Le facteur mandarine, qui intriguait tant les hybrideurs des années 30/40 c’est ainsi répandu dans toutes les couleurs. Après les rose orchidée, les blancs et les bleus, on pourrait parler des jaunes, et même des noirs.

Pour les jaunes, on peut même dire que ce n’est pas la barbe mandarine qui leur a été adjointe, mais au contraire que c’est la barbe mandarine qui leur a apporté une amélioration remarquable. En apportent la preuve ‘Techny Chime’ (Reckamp 55), Rainbow Gold’ (Plough 59), puis ‘Temple Gold’ (Luihn 77), ou ‘Flaming Victory’ (Weiler 83). Ce dernier a donné naissance à un tas de jaunes très riches avec des barbes allant du vieil or au mandarine et au rouge vif, comme ‘Throb’ (Weiler 91), ‘Amarillo Frills (Hager 2002) et ‘Lunar Flame’ (Shockey 92).

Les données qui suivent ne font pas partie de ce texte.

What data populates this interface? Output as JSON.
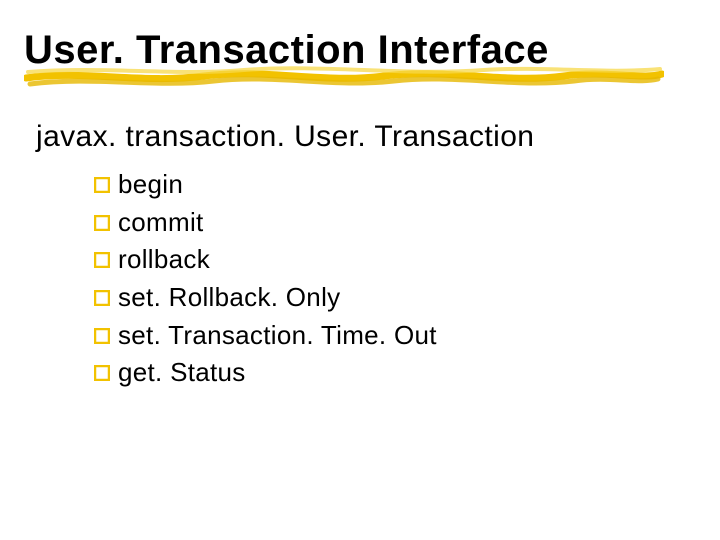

Les barbes minium ont aussi fait leur apparition sur les fleurs noires. Cela ne date que des dernières années, et ce n’est pas encore parfait, mais c’est une nouvelle avancée. C’est d’Australie que le mouvement est parti avec ‘Witch’s Wand’ (Blyth B. 88). Keith Keppel, le compère de Barry Blyth, lui a emboîté le pas avec ‘Night Game’ (96) puis, cette année, ‘Midnight Passion’ issu de ‘Night Game’.

Ces quelques exemples ne font évidemment pas le tour complet de l’influence du facteur mandarine et de sa charge de lycopène, mais ils ouvrent une vue sur un autre aspect de l’extraordinaire monde des iris.
ECHOS DU MONDE DES IRIS

A la Convention américaine (Austin – Texas) 2008

President’s Cup
( Meilleur iris en provenance de la Région organisatrice) = ‘Jean Queen’ (Burseen 2005)
Franklin-Cook Cup
(Meilleur iris en provenance d’une autre Région) = ‘Gypsy Lord’ (Keppel 2006)
Hager Cup
(Meilleur iris autre que TB) = BB ‘Crow’s Feet’ (Black P. 2006)

15.8.08


Un iris « à rayure »

‘Crow’s Feet (Black 2006) est un BB qui a obtenu la Ben Hager Cup (qui récompense le meilleur iris autre que TB présenté à la Convention Annuelle de l’AIS ) lors de la Convention 07 à Austin –Texas-.

ECHOS DU MONDE DES IRIS

A chacun son « distalata »

C’est à croire que quand quelqu’un produit quelque chose de nouveau, ses pairs veulent absolument démontrer qu’ils sont capables d’en faire autant !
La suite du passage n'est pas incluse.